An Atypical Personality in a Highly Formatted World

This is news. But it’s not really a surprise. In a lengthy press release, written in English as is customary, Sotheby’s announces the departure of Caroline Lang, its “chairman” (or rather “chairwoman”) for Switzerland. Everything is in flux today at the multinational owned by what is arguably the world’s most indebted man (1), and Johann Strauss has nothing to do with it. Restructuring is happening at full speed. Caroline is fortunate to have spent nearly forty years at the great auction house, whose inner workings she knows intimately. Suffice to say, her career is already largely behind her. A trajectory she will have steered with a firm hand. It seems very difficult to resist Caroline, who knows how to use both her charm and her authority. It’s like being caught in crossfire.

Beginnings in London
Une femme élégante sur une scène examinant un objet circulaire devant une enseigne de joaillerie fine chez Sotheby’s.

The director will therefore leave her position at the end of June. She will no longer be seen in the company, which has been housed for a few years on Rue du Stand in a lovely small building constructed in the 1920s. Most importantly, she will no longer be heard, which will make the main difference. Caroline readily raised her voice there, with an indeterminate accent. This polyglot thus seems to me to have been born nowhere. This must indeed be the case. Polished to a degree that is not permitted, the official press release gives neither place nor date of birth. The text, however, likes numbers, insofar as it only talks about prices and records. Everything is, of course, in millions. That’s the new monetary unit today. Given her thirty-nine years at Sotheby’s, which began in London in 1986, I deduce, however, that the woman is at least in her fifties, even if the accompanying photo was even more arranged than the biography. A pity, by the way! I find Caroline Lang much more expressive in her natural state now.

A Changing Market

The former director recounts herself amusingly in the few personal sentences that Sotheby’s, a house where pressure is always applied, allowed her. We thus learn that she began in the “Impressionist and Modern Art” department on New Bond Street, under the mentorship of Michel Strauss. Caroline arrived in Geneva in 1991, where she quickly made herself known. Impossible not to notice her, her and her cowboy hat! And then there was the laugh. Loud and contagious. I seem to hear it right now. She was promoted to Managing Director for Geneva in 2004. In 2013, she moved to head Switzerland. She also became, with a title as long as your arm, “Deputy Chairman of Sotheby’s Europe,” while the house changed hands and the market transformed from top to bottom. The latter today has little in common with that of 1986, which in turn remained quite close to that of 1886. Suffice to say, one had to hold on tight to appear to master more than thirty different departments selling, cumulatively, everything like a department store.

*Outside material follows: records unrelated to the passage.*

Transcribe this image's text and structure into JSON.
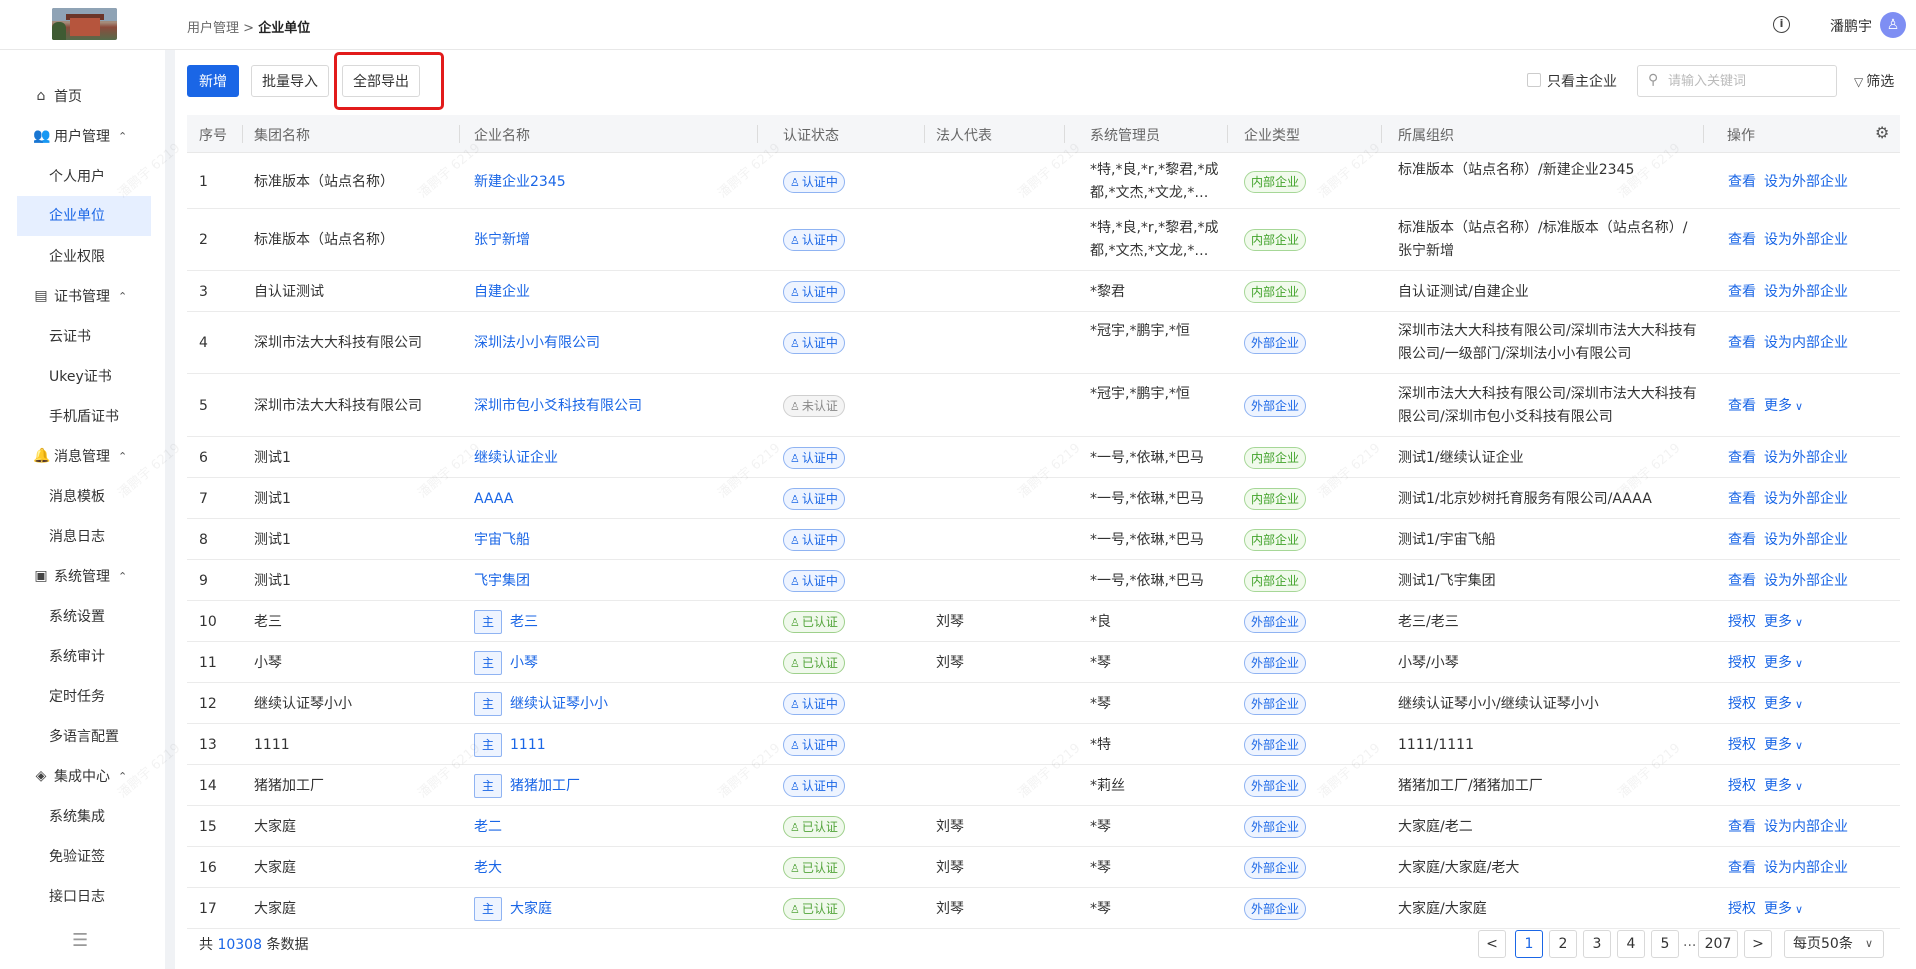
{
  "header": {
    "breadcrumb_parent": "用户管理",
    "breadcrumb_sep": ">",
    "breadcrumb_current": "企业单位",
    "info_icon": "i",
    "username": "潘鹏宇",
    "avatar_glyph": "♙"
  },
  "sidebar": {
    "home": "首页",
    "user_mgmt": "用户管理",
    "personal_user": "个人用户",
    "enterprise_unit": "企业单位",
    "enterprise_perm": "企业权限",
    "cert_mgmt": "证书管理",
    "cloud_cert": "云证书",
    "ukey_cert": "Ukey证书",
    "phone_cert": "手机盾证书",
    "msg_mgmt": "消息管理",
    "msg_template": "消息模板",
    "msg_log": "消息日志",
    "sys_mgmt": "系统管理",
    "sys_settings": "系统设置",
    "sys_audit": "系统审计",
    "sched_task": "定时任务",
    "multilang": "多语言配置",
    "integration": "集成中心",
    "sys_integration": "系统集成",
    "no_verify_sign": "免验证签",
    "api_log": "接口日志"
  },
  "toolbar": {
    "add": "新增",
    "batch_import": "批量导入",
    "export_all": "全部导出",
    "only_main": "只看主企业",
    "search_placeholder": "请输入关键词",
    "filter": "筛选"
  },
  "table": {
    "headers": {
      "index": "序号",
      "group": "集团名称",
      "company": "企业名称",
      "cert_status": "认证状态",
      "legal_rep": "法人代表",
      "sys_admin": "系统管理员",
      "ent_type": "企业类型",
      "org": "所属组织",
      "ops": "操作"
    },
    "main_tag": "主",
    "rows": [
      {
        "idx": "1",
        "group": "标准版本（站点名称）",
        "company": "新建企业2345",
        "status": "认证中",
        "legal": "",
        "admin": "*特,*良,*r,*黎君,*成都,*文杰,*文龙,*…",
        "type": "内部企业",
        "org": "标准版本（站点名称）/新建企业2345",
        "op1": "查看",
        "op2": "设为外部企业"
      },
      {
        "idx": "2",
        "group": "标准版本（站点名称）",
        "company": "张宁新增",
        "status": "认证中",
        "legal": "",
        "admin": "*特,*良,*r,*黎君,*成都,*文杰,*文龙,*…",
        "type": "内部企业",
        "org": "标准版本（站点名称）/标准版本（站点名称）/张宁新增",
        "op1": "查看",
        "op2": "设为外部企业"
      },
      {
        "idx": "3",
        "group": "自认证测试",
        "company": "自建企业",
        "status": "认证中",
        "legal": "",
        "admin": "*黎君",
        "type": "内部企业",
        "org": "自认证测试/自建企业",
        "op1": "查看",
        "op2": "设为外部企业"
      },
      {
        "idx": "4",
        "group": "深圳市法大大科技有限公司",
        "company": "深圳法小小有限公司",
        "status": "认证中",
        "legal": "",
        "admin": "*冠宇,*鹏宇,*恒",
        "type": "外部企业",
        "org": "深圳市法大大科技有限公司/深圳市法大大科技有限公司/一级部门/深圳法小小有限公司",
        "op1": "查看",
        "op2": "设为内部企业"
      },
      {
        "idx": "5",
        "group": "深圳市法大大科技有限公司",
        "company": "深圳市包小爻科技有限公司",
        "status": "未认证",
        "legal": "",
        "admin": "*冠宇,*鹏宇,*恒",
        "type": "外部企业",
        "org": "深圳市法大大科技有限公司/深圳市法大大科技有限公司/深圳市包小爻科技有限公司",
        "op1": "查看",
        "op2": "更多"
      },
      {
        "idx": "6",
        "group": "测试1",
        "company": "继续认证企业",
        "status": "认证中",
        "legal": "",
        "admin": "*一号,*依琳,*巴马",
        "type": "内部企业",
        "org": "测试1/继续认证企业",
        "op1": "查看",
        "op2": "设为外部企业"
      },
      {
        "idx": "7",
        "group": "测试1",
        "company": "AAAA",
        "status": "认证中",
        "legal": "",
        "admin": "*一号,*依琳,*巴马",
        "type": "内部企业",
        "org": "测试1/北京妙树托育服务有限公司/AAAA",
        "op1": "查看",
        "op2": "设为外部企业"
      },
      {
        "idx": "8",
        "group": "测试1",
        "company": "宇宙飞船",
        "status": "认证中",
        "legal": "",
        "admin": "*一号,*依琳,*巴马",
        "type": "内部企业",
        "org": "测试1/宇宙飞船",
        "op1": "查看",
        "op2": "设为外部企业"
      },
      {
        "idx": "9",
        "group": "测试1",
        "company": "飞宇集团",
        "status": "认证中",
        "legal": "",
        "admin": "*一号,*依琳,*巴马",
        "type": "内部企业",
        "org": "测试1/飞宇集团",
        "op1": "查看",
        "op2": "设为外部企业"
      },
      {
        "idx": "10",
        "group": "老三",
        "company": "老三",
        "status": "已认证",
        "legal": "刘琴",
        "admin": "*良",
        "type": "外部企业",
        "org": "老三/老三",
        "op1": "授权",
        "op2": "更多",
        "main": true
      },
      {
        "idx": "11",
        "group": "小琴",
        "company": "小琴",
        "status": "已认证",
        "legal": "刘琴",
        "admin": "*琴",
        "type": "外部企业",
        "org": "小琴/小琴",
        "op1": "授权",
        "op2": "更多",
        "main": true
      },
      {
        "idx": "12",
        "group": "继续认证琴小小",
        "company": "继续认证琴小小",
        "status": "认证中",
        "legal": "",
        "admin": "*琴",
        "type": "外部企业",
        "org": "继续认证琴小小/继续认证琴小小",
        "op1": "授权",
        "op2": "更多",
        "main": true
      },
      {
        "idx": "13",
        "group": "1111",
        "company": "1111",
        "status": "认证中",
        "legal": "",
        "admin": "*特",
        "type": "外部企业",
        "org": "1111/1111",
        "op1": "授权",
        "op2": "更多",
        "main": true
      },
      {
        "idx": "14",
        "group": "猪猪加工厂",
        "company": "猪猪加工厂",
        "status": "认证中",
        "legal": "",
        "admin": "*莉丝",
        "type": "外部企业",
        "org": "猪猪加工厂/猪猪加工厂",
        "op1": "授权",
        "op2": "更多",
        "main": true
      },
      {
        "idx": "15",
        "group": "大家庭",
        "company": "老二",
        "status": "已认证",
        "legal": "刘琴",
        "admin": "*琴",
        "type": "外部企业",
        "org": "大家庭/老二",
        "op1": "查看",
        "op2": "设为内部企业"
      },
      {
        "idx": "16",
        "group": "大家庭",
        "company": "老大",
        "status": "已认证",
        "legal": "刘琴",
        "admin": "*琴",
        "type": "外部企业",
        "org": "大家庭/大家庭/老大",
        "op1": "查看",
        "op2": "设为内部企业"
      },
      {
        "idx": "17",
        "group": "大家庭",
        "company": "大家庭",
        "status": "已认证",
        "legal": "刘琴",
        "admin": "*琴",
        "type": "外部企业",
        "org": "大家庭/大家庭",
        "op1": "授权",
        "op2": "更多",
        "main": true
      }
    ]
  },
  "footer": {
    "total_prefix": "共",
    "total_count": "10308",
    "total_suffix": "条数据",
    "prev": "<",
    "next": ">",
    "pages": [
      "1",
      "2",
      "3",
      "4",
      "5"
    ],
    "ellipsis": "...",
    "last_page": "207",
    "page_size": "每页50条"
  },
  "watermark_text": "潘鹏宇 6219",
  "colors": {
    "primary": "#1a66e6",
    "highlight": "#e21b1b"
  }
}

Une femme élégante sur une scène examinant un objet circulaire devant une enseigne de joaillerie fine chez Sotheby’s.
“The smallest item I handled weighed 14.83 carats of pink diamond. The largest and heaviest was a dinosaur. It is a true privilege to have been able to move from one to the other. I know that the rest of my career will continue to include all these ingredients.”

Caroline gives the impression of loving this diversity. She is indeed known for advising some major collectors. Many enthusiasts, if not needing to be mothered, at least need to feel reassured. Their friend knows the market well, having seen its highs and lows (it seems to be heading towards a low point at the moment), changes in taste, star sales, and social sidelines. And then there is the human aspect as a bonus, even if the current press release at times seems to come from a calculating machine. I have always been struck by this in Caroline Lang, especially when I compare her to many collaborators at Sotheby’s or Christie’s, who have the air of well-mannered robots. What can you do? It’s the world of five-star hotels in a commercial version. Very much alive, the woman was therefore surprising. She also stood out a bit. That’s why she will leave a void. The press release, moreover, gives us no name of a successor in conclusion. That would be awkward for him or her.
(1) Patrick Drahi, who acquired Sotheby’s in 2019.

Une femme élégante sur une scène examinant un objet circulaire devant une enseigne de joaillerie fine chez Sotheby’s.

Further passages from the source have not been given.